In a move that could reshape the economics of AI-driven search, Perplexity AI has unveiled its new subscription model, “Comet Plus,” designed to compensate publishers not just for human traffic—but for bot activity as well.
The initiative marks a significant shift in how AI platforms value content. Rather than relying solely on ad revenue or licensing deals, Perplexity will share 80% of its subscription income with participating publishers.
The twist? That revenue is split across three traffic types: human engagement, search indexing, and agent activity—i.e., bots.
Why It Matters
- $42.5 million has already been earmarked to kickstart the program.
- Publishers like Gannett are on board, while others like News Corp and Nikkei have taken legal action over bot scraping.
- Perplexity’s Comet Assistant bypasses traditional bot-blocking protocols, raising fresh copyright concerns.
We are rolling out Comet to all students worldwide.
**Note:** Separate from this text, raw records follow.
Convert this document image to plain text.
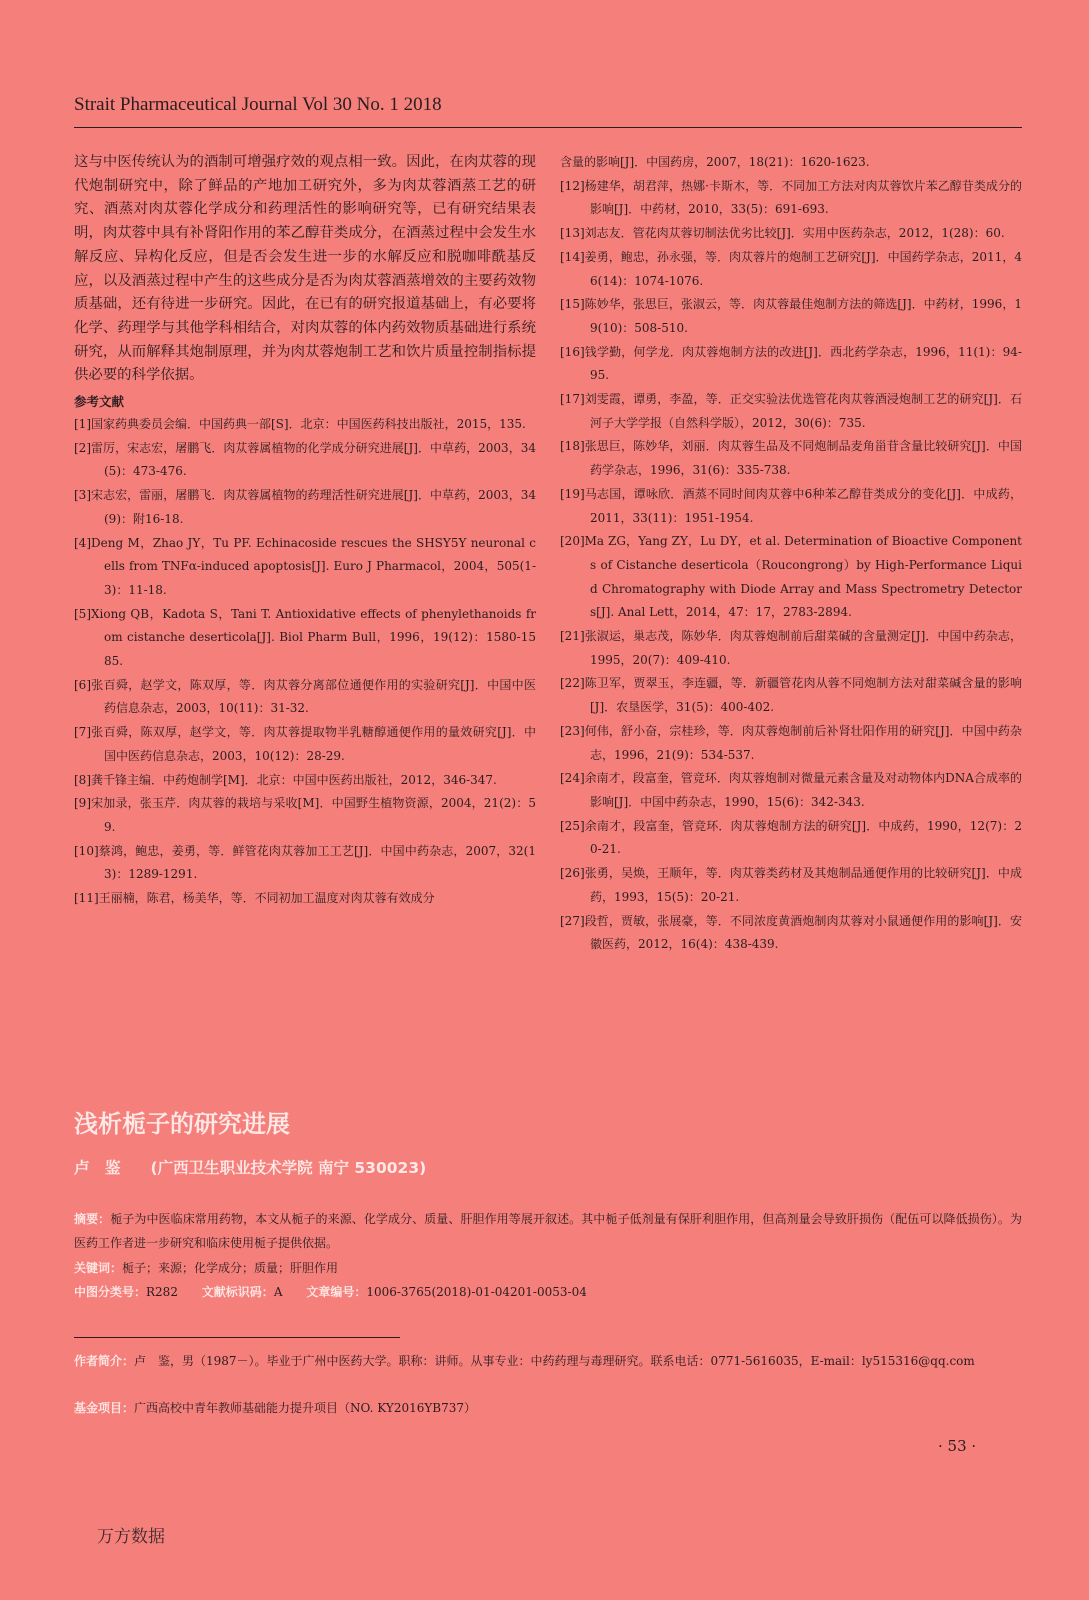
Strait Pharmaceutical Journal Vol 30 No. 1 2018

这与中医传统认为的酒制可增强疗效的观点相一致。因此，在肉苁蓉的现代炮制研究中，除了鲜品的产地加工研究外，多为肉苁蓉酒蒸工艺的研究、酒蒸对肉苁蓉化学成分和药理活性的影响研究等，已有研究结果表明，肉苁蓉中具有补肾阳作用的苯乙醇苷类成分，在酒蒸过程中会发生水解反应、异构化反应，但是否会发生进一步的水解反应和脱咖啡酰基反应，以及酒蒸过程中产生的这些成分是否为肉苁蓉酒蒸增效的主要药效物质基础，还有待进一步研究。因此，在已有的研究报道基础上，有必要将化学、药理学与其他学科相结合，对肉苁蓉的体内药效物质基础进行系统研究，从而解释其炮制原理，并为肉苁蓉炮制工艺和饮片质量控制指标提供必要的科学依据。

参考文献

[1]国家药典委员会编．中国药典一部[S]．北京：中国医药科技出版社，2015，135.

[2]雷厉，宋志宏，屠鹏飞．肉苁蓉属植物的化学成分研究进展[J]．中草药，2003，34(5)：473-476.

[3]宋志宏，雷丽，屠鹏飞．肉苁蓉属植物的药理活性研究进展[J]．中草药，2003，34(9)：附16-18.

[4]Deng M，Zhao JY，Tu PF. Echinacoside rescues the SHSY5Y neuronal cells from TNFα-induced apoptosis[J]. Euro J Pharmacol，2004，505(1-3)：11-18.

[5]Xiong QB，Kadota S，Tani T. Antioxidative effects of phenylethanoids from cistanche deserticola[J]. Biol Pharm Bull，1996，19(12)：1580-1585.

[6]张百舜，赵学文，陈双厚，等．肉苁蓉分离部位通便作用的实验研究[J]．中国中医药信息杂志，2003，10(11)：31-32.

[7]张百舜，陈双厚，赵学文，等．肉苁蓉提取物半乳糖醇通便作用的量效研究[J]．中国中医药信息杂志，2003，10(12)：28-29.

[8]龚千锋主编．中药炮制学[M]．北京：中国中医药出版社，2012，346-347.

[9]宋加录，张玉芹．肉苁蓉的栽培与采收[M]．中国野生植物资源，2004，21(2)：59.

[10]蔡鸿，鲍忠，姜勇，等．鲜管花肉苁蓉加工工艺[J]．中国中药杂志，2007，32(13)：1289-1291.

[11]王丽楠，陈君，杨美华，等．不同初加工温度对肉苁蓉有效成分

含量的影响[J]．中国药房，2007，18(21)：1620-1623.

[12]杨建华，胡君萍，热娜·卡斯木，等．不同加工方法对肉苁蓉饮片苯乙醇苷类成分的影响[J]．中药材，2010，33(5)：691-693.

[13]刘志友．管花肉苁蓉切制法优劣比较[J]．实用中医药杂志，2012，1(28)：60.

[14]姜勇，鲍忠，孙永强，等．肉苁蓉片的炮制工艺研究[J]．中国药学杂志，2011，46(14)：1074-1076.

[15]陈妙华，张思巨，张淑云，等．肉苁蓉最佳炮制方法的筛选[J]．中药材，1996，19(10)：508-510.

[16]钱学勤，何学龙．肉苁蓉炮制方法的改进[J]．西北药学杂志，1996，11(1)：94-95.

[17]刘雯霞，谭勇，李盈，等．正交实验法优选管花肉苁蓉酒浸炮制工艺的研究[J]．石河子大学学报（自然科学版），2012，30(6)：735.

[18]张思巨，陈妙华，刘丽．肉苁蓉生品及不同炮制品麦角甾苷含量比较研究[J]．中国药学杂志，1996，31(6)：335-738.

[19]马志国，谭咏欣．酒蒸不同时间肉苁蓉中6种苯乙醇苷类成分的变化[J]．中成药，2011，33(11)：1951-1954.

[20]Ma ZG，Yang ZY，Lu DY，et al. Determination of Bioactive Components of Cistanche deserticola（Roucongrong）by High-Performance Liquid Chromatography with Diode Array and Mass Spectrometry Detectors[J]. Anal Lett，2014，47：17，2783-2894.

[21]张淑运，巢志茂，陈妙华．肉苁蓉炮制前后甜菜碱的含量测定[J]．中国中药杂志，1995，20(7)：409-410.

[22]陈卫军，贾翠玉，李连疆，等．新疆管花肉从蓉不同炮制方法对甜菜碱含量的影响[J]．农垦医学，31(5)：400-402.

[23]何伟，舒小奋，宗桂珍，等．肉苁蓉炮制前后补肾壮阳作用的研究[J]．中国中药杂志，1996，21(9)：534-537.

[24]余南才，段富奎，管竞环．肉苁蓉炮制对微量元素含量及对动物体内DNA合成率的影响[J]．中国中药杂志，1990，15(6)：342-343.

[25]余南才，段富奎，管竞环．肉苁蓉炮制方法的研究[J]．中成药，1990，12(7)：20-21.

[26]张勇，吴焕，王顺年，等．肉苁蓉类药材及其炮制品通便作用的比较研究[J]．中成药，1993，15(5)：20-21.

[27]段哲，贾敏，张展豪，等．不同浓度黄酒炮制肉苁蓉对小鼠通便作用的影响[J]．安徽医药，2012，16(4)：438-439.

浅析栀子的研究进展
卢　鉴 (广西卫生职业技术学院 南宁 530023)

摘要：栀子为中医临床常用药物，本文从栀子的来源、化学成分、质量、肝胆作用等展开叙述。其中栀子低剂量有保肝利胆作用，但高剂量会导致肝损伤（配伍可以降低损伤）。为医药工作者进一步研究和临床使用栀子提供依据。

关键词：栀子；来源；化学成分；质量；肝胆作用
中图分类号：R282 文献标识码：A 文章编号：1006-3765(2018)-01-04201-0053-04

作者简介：卢　鉴，男（1987－）。毕业于广州中医药大学。职称：讲师。从事专业：中药药理与毒理研究。联系电话：0771-5616035，E-mail：ly515316@qq.com

基金项目：广西高校中青年教师基础能力提升项目（NO. KY2016YB737）

· 53 ·
万方数据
Ask Comet to manage your schedule, order textbooks, or prepare for exams with Study Mode. pic.twitter.com/sjwwQ4G4Ns
— Perplexity (@perplexity_ai) September 3, 2025
The Bigger Picture
While rivals like OpenAI pursue upfront licensing, Perplexity is betting on a usage-based model. Critics argue this “ingest first, sort it out later” approach skirts legal clarity, especially when bots access non-partner content.
Still, the company insists its system offers “robust and transparent” reporting for publishers, and that Comet Plus is a step toward fairer monetization in the AI era.
What’s Next
As AI agents become more central to search and discovery, publishers—especially in India—must decide whether to join platforms like Comet Plus or reinforce their defenses. Either way, the age of bot-powered revenue is here.